Calibrating the Predictions for Top-N Recommendations
Masahiro Sato
TL;DR
The paper tackles the problem that top-N calibrated predictions in recommender systems can be miscalibrated even when global calibration appears solid. It introduces $ECE@N$ and rank-discounted $RDECE@N$ to specifically evaluate calibration quality among top-N items and proposes a generic top-N focused calibration optimization (TNF) that groups top-N items by rank and learns rank-aware calibration mappings with rank-dependent weights. The study demonstrates that TNF reduces calibration errors across explicit and implicit datasets and a variety of recommender and calibration models, while baselines trained on all items and recent debiasing approaches may fail or underperform. The findings highlight the importance of rank-aware calibration for top-N recommendations and provide a practical framework to improve the reliability of top-N predictions in real-world systems.
Abstract
Well-calibrated predictions of user preferences are essential for many applications.
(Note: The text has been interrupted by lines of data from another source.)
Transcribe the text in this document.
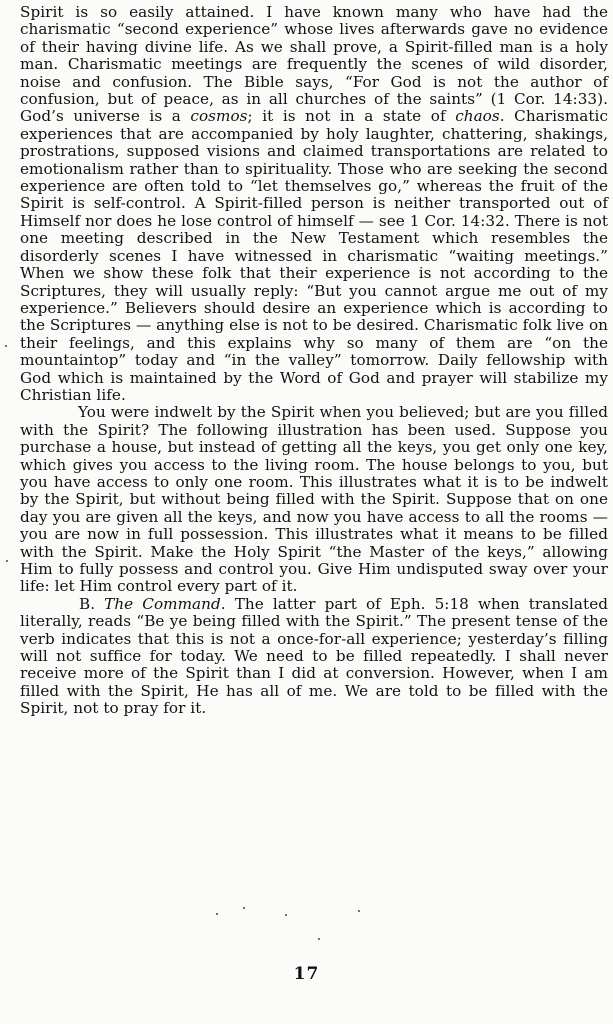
Spirit is so easily attained. I have known many who have had the charismatic “second experience” whose lives afterwards gave no evidence of their having divine life. As we shall prove, a Spirit-filled man is a holy man. Charismatic meetings are frequently the scenes of wild disorder, noise and confusion. The Bible says, “For God is not the author of confusion, but of peace, as in all churches of the saints” (1 Cor. 14:33). God’s universe is a cosmos; it is not in a state of chaos. Charismatic experiences that are accompanied by holy laughter, chattering, shakings, prostrations, supposed visions and claimed transportations are related to emotionalism rather than to spirituality. Those who are seeking the second experience are often told to “let themselves go,” whereas the fruit of the Spirit is self-control. A Spirit-filled person is neither transported out of Himself nor does he lose control of himself — see 1 Cor. 14:32. There is not one meeting described in the New Testament which resembles the disorderly scenes I have witnessed in charismatic “waiting meetings.” When we show these folk that their experience is not according to the Scriptures, they will usually reply: “But you cannot argue me out of my experience.” Believers should desire an experience which is according to the Scriptures — anything else is not to be desired. Charismatic folk live on their feelings, and this explains why so many of them are “on the mountaintop” today and “in the valley” tomorrow. Daily fellowship with God which is maintained by the Word of God and prayer will stabilize my Christian life.

You were indwelt by the Spirit when you believed; but are you filled with the Spirit? The following illustration has been used. Suppose you purchase a house, but instead of getting all the keys, you get only one key, which gives you access to the living room. The house belongs to you, but you have access to only one room. This illustrates what it is to be indwelt by the Spirit, but without being filled with the Spirit. Suppose that on one day you are given all the keys, and now you have access to all the rooms — you are now in full possession. This illustrates what it means to be filled with the Spirit. Make the Holy Spirit “the Master of the keys,” allowing Him to fully possess and control you. Give Him undisputed sway over your life: let Him control every part of it.

B. The Command. The latter part of Eph. 5:18 when translated literally, reads “Be ye being filled with the Spirit.” The present tense of the verb indicates that this is not a once-for-all experience; yesterday’s filling will not suffice for today. We need to be filled repeatedly. I shall never receive more of the Spirit than I did at conversion. However, when I am filled with the Spirit, He has all of me. We are told to be filled with the Spirit, not to pray for it.

17
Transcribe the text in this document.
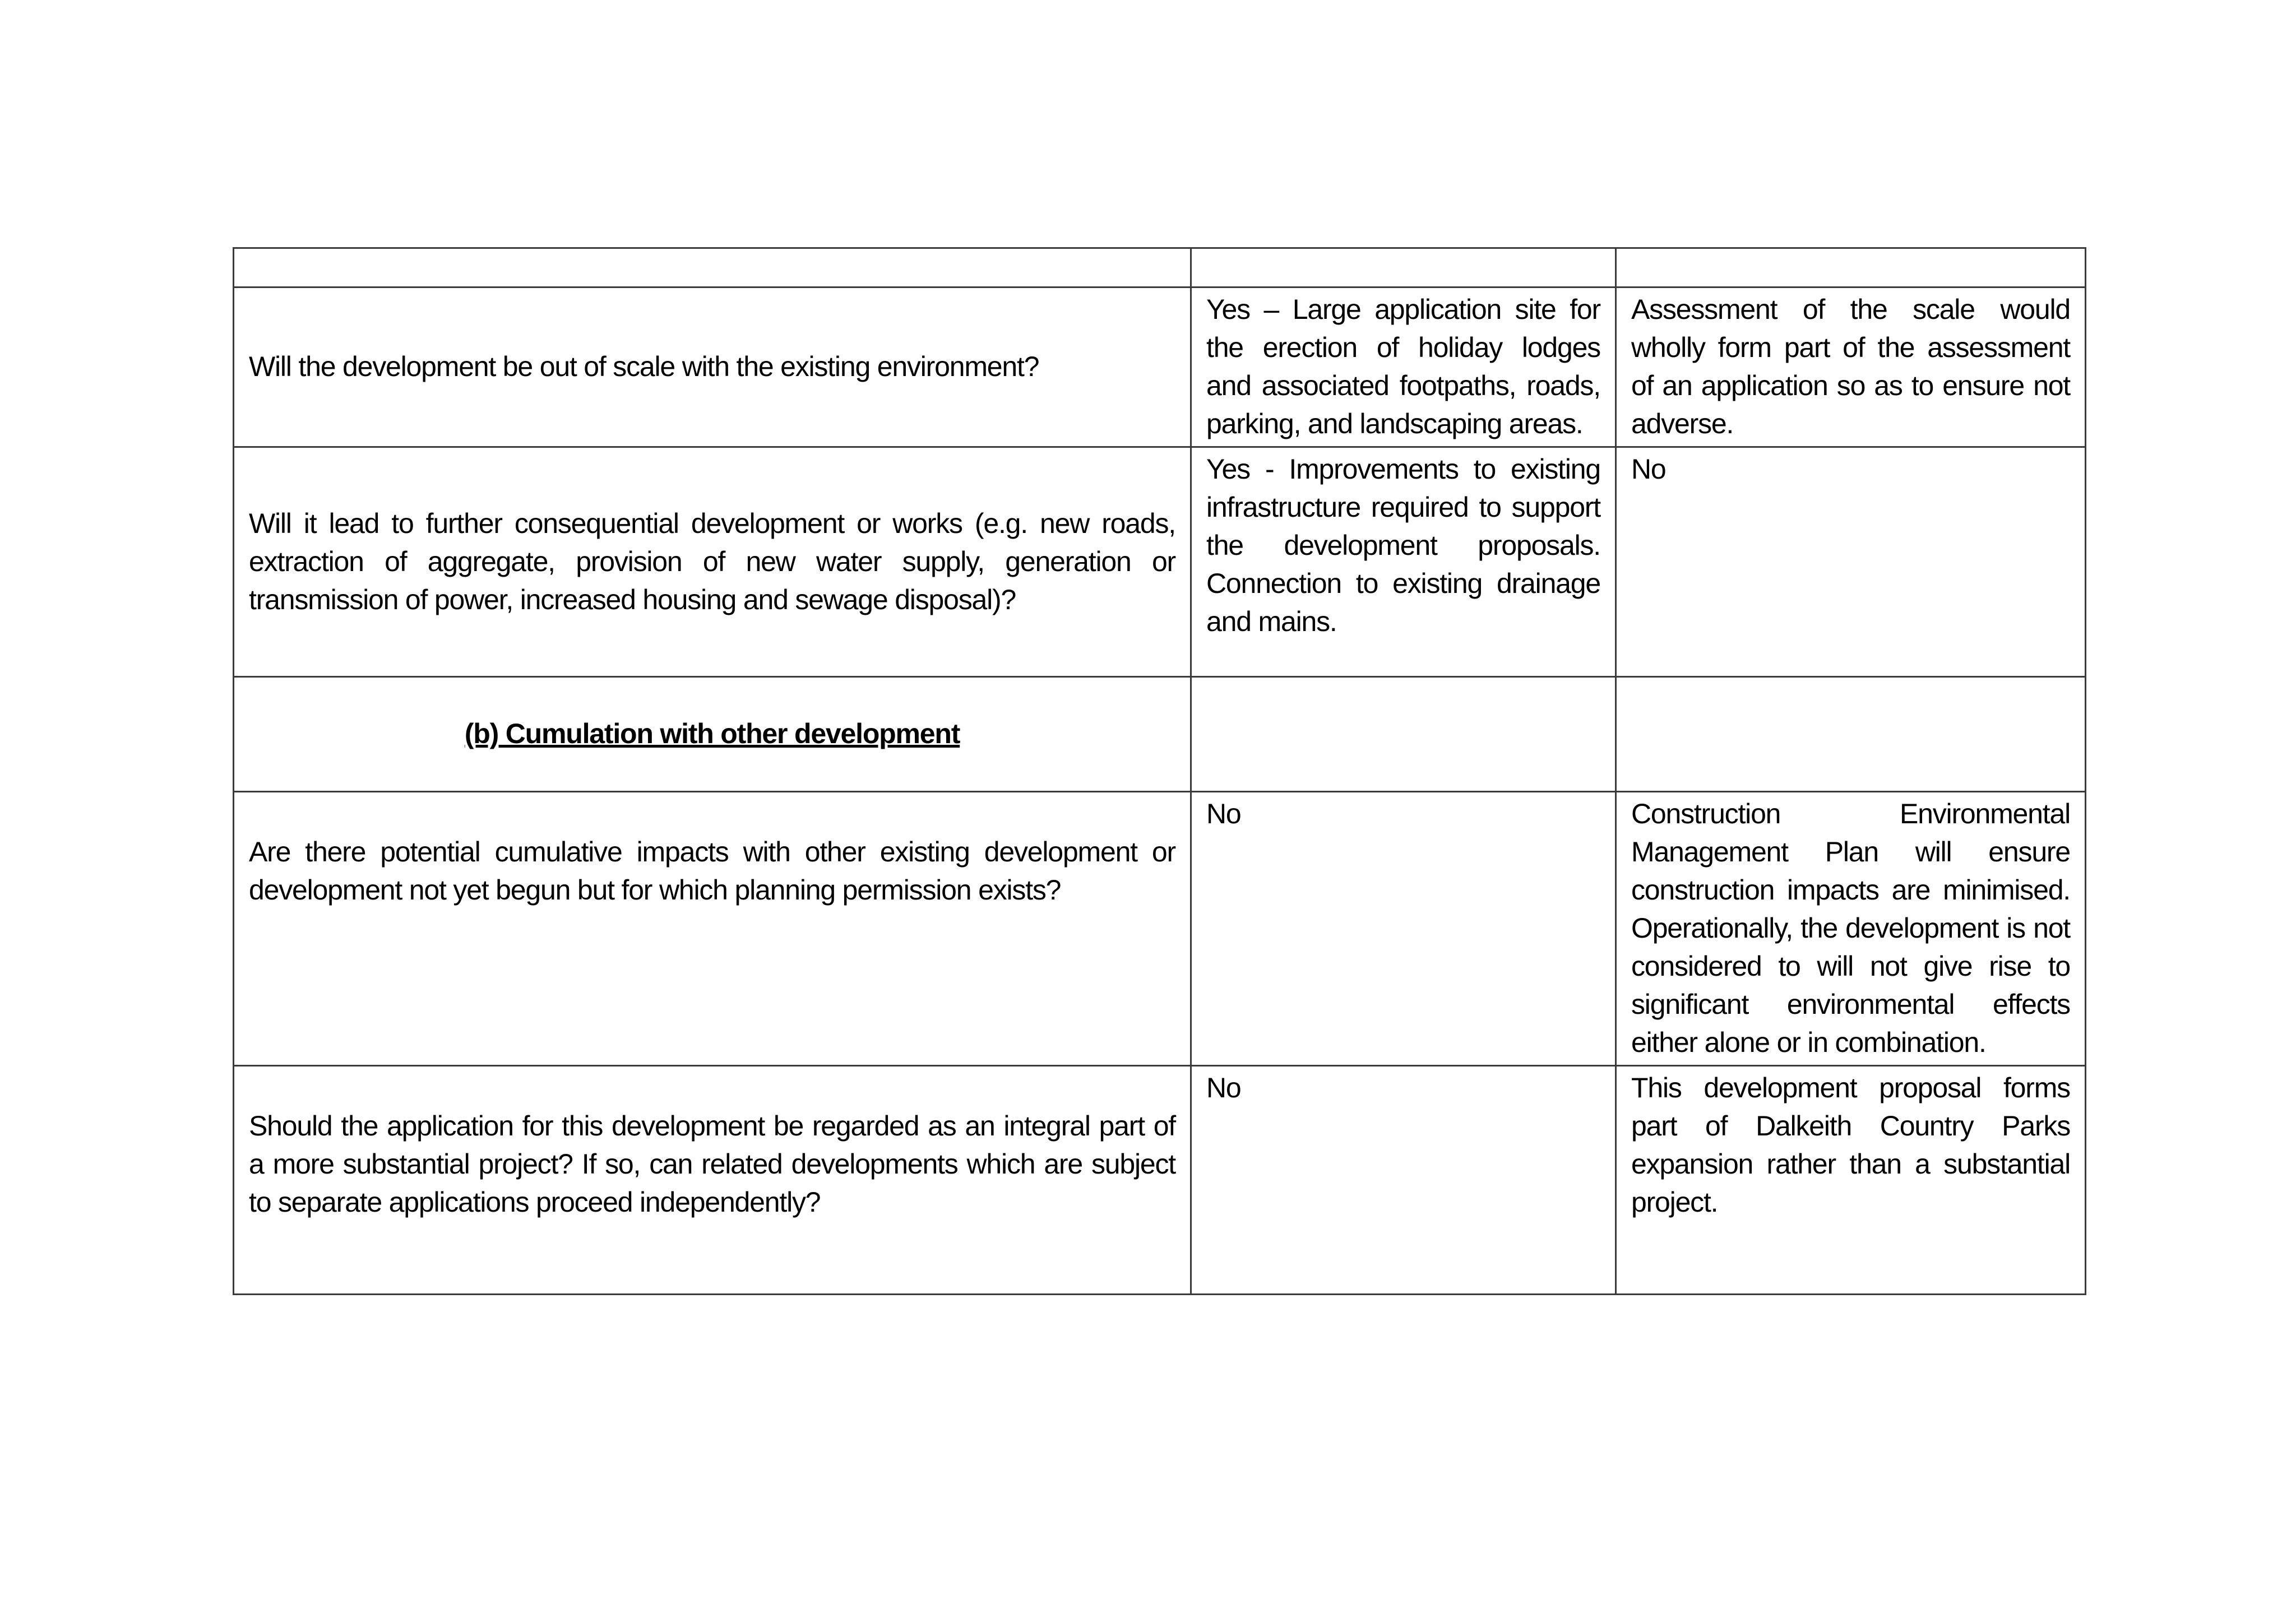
Will the development be out of scale with the existing environment?	Yes – Large application site for the erection of holiday lodges and associated footpaths, roads, parking, and landscaping areas.	Assessment of the scale would wholly form part of the assessment of an application so as to ensure not adverse.

Will it lead to further consequential development or works (e.g. new roads, extraction of aggregate, provision of new water supply, generation or transmission of power, increased housing and sewage disposal)?	Yes - Improvements to existing infrastructure required to support the development proposals. Connection to existing drainage and mains.	No

(b) Cumulation with other development		

Are there potential cumulative impacts with other existing development or development not yet begun but for which planning permission exists?	No	Construction Environmental Management Plan will ensure construction impacts are minimised. Operationally, the development is not considered to will not give rise to significant environmental effects either alone or in combination.

Should the application for this development be regarded as an integral part of a more substantial project? If so, can related developments which are subject to separate applications proceed independently?	No	This development proposal forms part of Dalkeith Country Parks expansion rather than a substantial project.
Since recommender systems typically select the top-N items for users, calibration for those top-N items, rather than for all items, is important. We show that previous calibration methods result in miscalibrated predictions for the top-N items, despite their excellent calibration performance when evaluated on all items. In this work, we address the miscalibration in the top-N recommended items. We first define evaluation metrics for this objective and then propose a generic method to optimize calibration models focusing on the top-N items. It groups the top-N items by their ranks and optimizes distinct calibration models for each group with rank-dependent training weights. We verify the effectiveness of the proposed method for both explicit and implicit feedback datasets, using diverse classes of recommender models.